Une offre un « poil » plus élevée pour une « OPA » qui semble se concrétiser. C’est ce que nous apprenions le 4 décembre via Business Wire. En effet, John C.K. Sham (le CEO de la société) a relevé son offre, la faisant passer de 8.75$ à 8.85$. Et le process est bien engagé et assez simple et plutôt ingénieux : ce sera en fait Global Tech qui paiera les actionnaires avec son cash (9.25$ de cash et placements court terme dans le bilan), sauf le CEO déjà actionnaire à auteur de 27%, puisque c’est lui qui achète. La vente de la société devrait avoir lieu au premier trimestre de 2016 après un vote des actionnaires, où au moins 50% devra être obtenu pour entériner l’OPA. Ce qui ne pose pas problème, nous semble-t-il, puisqu’une majorité d’actionnaires était d’accord avec l’OPA. Seule la modalité et les garanties sur le financement par le CEO posaient question, ce qui semble être résolu.
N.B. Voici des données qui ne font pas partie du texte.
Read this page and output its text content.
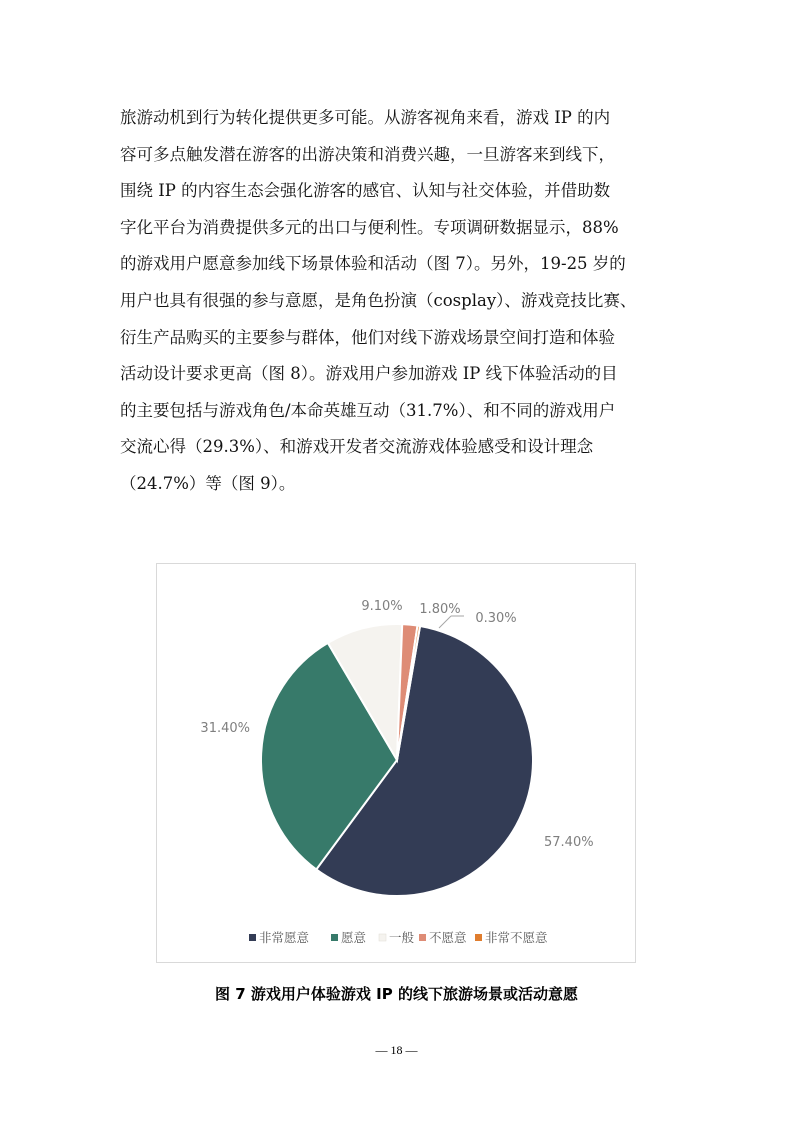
旅游动机到行为转化提供更多可能。从游客视角来看，游戏 IP 的内
容可多点触发潜在游客的出游决策和消费兴趣，一旦游客来到线下，
围绕 IP 的内容生态会强化游客的感官、认知与社交体验，并借助数
字化平台为消费提供多元的出口与便利性。专项调研数据显示，88%
的游戏用户愿意参加线下场景体验和活动（图 7）。另外，19-25 岁的
用户也具有很强的参与意愿，是角色扮演（cosplay）、游戏竞技比赛、
衍生产品购买的主要参与群体，他们对线下游戏场景空间打造和体验
活动设计要求更高（图 8）。游戏用户参加游戏 IP 线下体验活动的目
的主要包括与游戏角色/本命英雄互动（31.7%）、和不同的游戏用户
交流心得（29.3%）、和游戏开发者交流游戏体验感受和设计理念
（24.7%）等（图 9）。
57.40%
31.40%
9.10% 1.80%
0.30%
非常愿意	愿意 一般 不愿意 非常不愿意
图 7 游戏用户体验游戏 IP 的线下旅游场景或活动意愿
— 18 —
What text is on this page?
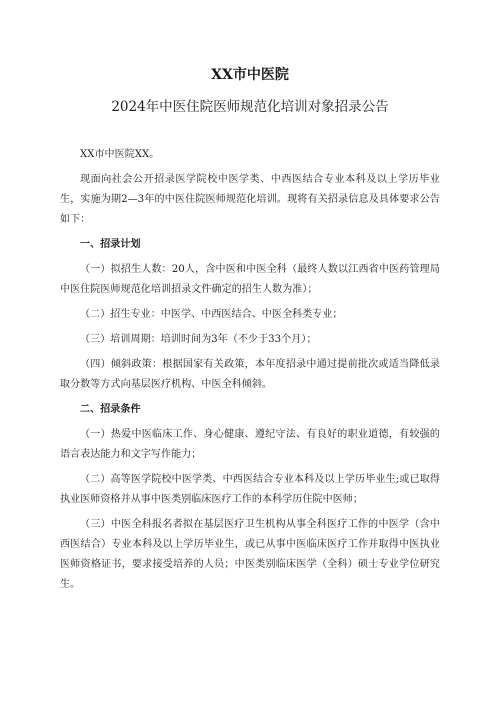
XX市中医院
2024年中医住院医师规范化培训对象招录公告

XX市中医院XX。

现面向社会公开招录医学院校中医学类、中西医结合专业本科及以上学历毕业生，实施为期2—3年的中医住院医师规范化培训。现将有关招录信息及具体要求公告如下：

一、招录计划

（一）拟招生人数：20人，含中医和中医全科（最终人数以江西省中医药管理局中医住院医师规范化培训招录文件确定的招生人数为准）；

（二）招生专业：中医学、中西医结合、中医全科类专业；

（三）培训周期：培训时间为3年（不少于33个月）；

（四）倾斜政策：根据国家有关政策，本年度招录中通过提前批次或适当降低录取分数等方式向基层医疗机构、中医全科倾斜。

二、招录条件

（一）热爱中医临床工作、身心健康、遵纪守法、有良好的职业道德，有较强的语言表达能力和文字写作能力；

（二）高等医学院校中医学类、中西医结合专业本科及以上学历毕业生;或已取得执业医师资格并从事中医类别临床医疗工作的本科学历住院中医师；

（三）中医全科报名者拟在基层医疗卫生机构从事全科医疗工作的中医学（含中西医结合）专业本科及以上学历毕业生，或已从事中医临床医疗工作并取得中医执业医师资格证书，要求接受培养的人员；中医类别临床医学（全科）硕士专业学位研究生。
Il est enfin clairement écrit dans la news qu’une fois « l’OPA » conclue, la société ne sera plus cotée sur le Nasdaq.

 

2016 Mars

Une assemblée générale extraordinaire aura lieu le 17 mars à 10h30 (heure de Hong Kong), pour examiner la proposition de rachat du directeur actuel de la société, et ensuite pour voter pour ou contre.
Si la fusion est approuvée (ce que nous pensons à ce stade), il est déjà annoncé que la société ne sera plus cotée sur le Nasdaq car elle deviendra une société privée.